Penicillium marneffei LPCB preparation: Introduction, clinical features, Lab Diagnosis and Treatment

Penicillium marneffei in LPCB mount

Penicillium marneffei in LPCB mount

Penicillium marneffei LPCB preparation is showing conidiophores  those are hyaline, smooth walled and bear terminal verticils or whorls of 3-5 metulae, each bearing 3-5 phialides. The conidiophores are described as biverticillate or irregularly monoverticillate. Conidia are globose to subglobose, 2-3 µm in diameter, smooth-walled and are produced in basipetal succession from the phialides.
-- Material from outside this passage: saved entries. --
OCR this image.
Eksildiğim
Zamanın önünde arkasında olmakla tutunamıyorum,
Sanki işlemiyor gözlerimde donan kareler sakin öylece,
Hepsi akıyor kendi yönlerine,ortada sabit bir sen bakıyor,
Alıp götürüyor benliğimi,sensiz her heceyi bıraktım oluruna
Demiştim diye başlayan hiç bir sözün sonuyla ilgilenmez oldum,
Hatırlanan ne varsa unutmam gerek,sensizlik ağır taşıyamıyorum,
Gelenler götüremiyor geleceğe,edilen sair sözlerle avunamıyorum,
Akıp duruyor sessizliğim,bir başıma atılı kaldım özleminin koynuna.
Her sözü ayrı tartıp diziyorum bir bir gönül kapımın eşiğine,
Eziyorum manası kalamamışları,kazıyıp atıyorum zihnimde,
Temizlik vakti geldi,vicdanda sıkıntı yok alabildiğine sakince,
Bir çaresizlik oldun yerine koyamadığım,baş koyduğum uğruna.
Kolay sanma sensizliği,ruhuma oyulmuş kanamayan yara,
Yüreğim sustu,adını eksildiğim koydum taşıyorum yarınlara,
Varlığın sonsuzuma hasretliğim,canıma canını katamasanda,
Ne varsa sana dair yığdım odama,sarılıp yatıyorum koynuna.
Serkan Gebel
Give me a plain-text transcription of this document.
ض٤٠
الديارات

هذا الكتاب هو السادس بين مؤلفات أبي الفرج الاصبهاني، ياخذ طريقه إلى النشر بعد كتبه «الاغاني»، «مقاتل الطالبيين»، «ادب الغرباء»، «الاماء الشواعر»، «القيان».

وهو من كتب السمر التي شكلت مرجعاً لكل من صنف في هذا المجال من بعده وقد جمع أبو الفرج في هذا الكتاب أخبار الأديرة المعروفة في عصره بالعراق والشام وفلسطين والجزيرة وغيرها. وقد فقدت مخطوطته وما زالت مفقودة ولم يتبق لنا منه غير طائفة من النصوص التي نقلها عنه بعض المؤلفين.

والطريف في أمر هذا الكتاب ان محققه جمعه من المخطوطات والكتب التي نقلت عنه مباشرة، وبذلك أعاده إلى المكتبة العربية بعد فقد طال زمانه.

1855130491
Penicillium marneffei exhibits thermal dimorphism by growing in living tissue or in culture at 37°C as a yeast-like fungus, and in culture at below 30°C as a mould. On SDA (without cycloheximide) at 25°C colonies are fast-growing, suedelike to downy, white with yellowish-green conidial heads. Colonies become grayish-pink to brown with age and produce a characteristic diffusible brownishred to wine-red pigment

Penicilliosis marneffei

Penicillium marneffei, the dimorphic fungus  causes the disease, which is an
emerging systemic mycosis in AIDS patients as well as other  immunocompromized patients. P.  marneffei is endemic in Thailand, Northeastern India, southern China, Hong Kong, Vietnam and Taiwan in AIDS patients. Bamboo rats and soil are considered the reservoir of the disease though the  causative agent has never been isolated from soil except near bamboo rat burrows. P. marneffei, after tuberculosis and cryptococcosis, is the third most common opportunistic infection in patients with AIDS in the South-East Asia Region, and is therefore considered an AIDS-defining illness. People  affected by penicilliosis usually have AIDS with low CD4 counts, typically <100/µl.

Clinical features 

Various types of manifestations include:

  • pyrexia ( fever) of unknown origin (PUO), loss of weight, generalized
    lymphadenopathy, anemia
  • hepatomegaly with or without splenomegaly
  • pneumonitis: cough and dyspnea occur in about 50% of cases,
    sometimes with hemoptysis

Laboratory manual for diagnosis of fungal opportunistic infections in HIV/AIDS patients

  • skin lesions – characteristic generalized papular eruptions, central
    umbilicated papules resembling those of molluscum contagiosum, or acne like lesions and folliculitis over face, trunk,  and extremities
  • pharyngeal and palatal lesions also can be seen subcutaneous nodules may be seen
  • chest radiographic abnormalities typically manifest as diffuse reticulonodular infiltrates, and cavitations

 Laboratory Diagnosis of Penicillium marneffei

  1. Specimen: Bone marrow aspirate, blood, lymph node biopsy, skin biopsy,
    sputum, BAL, pleural fluid, liver biopsies, CSF, pharyngeal or palatal ulcer,
    scrapings, urine, stool, kidney biopsy, pericardium, stomach or intestinal
    specimens.
  2. Giemsa, Wright, GMS or PAS stain shows characteristic intracellular (within neutrophils or tissue histiocytes) round to oval yeast-like cells, which may divide by cross wall formation. The cross wall formation can differentiate yeast cell of P. marneffei from those of Histoplasma capsulatum. Elongated sausageshaped extracellular forms are also seen.
  3. Direct immuno-fluorescence test is the test of choice for specific diagnosis; this would be done at reference laboratories, since it requires a fluorescent microscope.
  4. Definitive diagnosis is based on culture isolation, which has a high sensitivity – bone marrow (100%), blood (76%) and skin biopsies (90%). Penicillium  marneffei exhibits thermal dimorphism by growing in living tissue or in culture at 37°C as a yeast-like fungus, and in culture at below 30°C as a mold.
  5. Several serological methods for detection of antibodies or antigens are attempted and produce conflicting results especially in AIDS patients. e.g. commercially available Pastorex Aspergillus i.e. Latex Agglutination test kit
  6. A specific PCR assay is under evaluation and might be useful as an alternative test for rapid diagnosis of Penicillium marneffei infection.

Treatment 

Useful anti-fungal drugs are-

  • Amphotericin B
  • Itraconazole
  • Voriconazole
  • Posaconazole

Reference

  1. Medical Mycology. Editors:  Emmons and Binford, 2nd ed 1970, Publisher Lea and Febiger, Philadelphia.
  2. Rippon’s JW: Medical Microbiology. The pathogenic fungi and the pathogenic Actinomycetes. 3rd ed 1988 Publisher WB saunder co, Philadelphia.
  3. A Text Book of Medical Mycology. Editor: Jagdish Chandar.  Publication Mehata, India.
  4.  Practical Laboratory Mycology. Editors: Koneman E.W. and G.D. Roberts, 3rd ed 1985, Publisher Williams and Wilkins, Baltimore.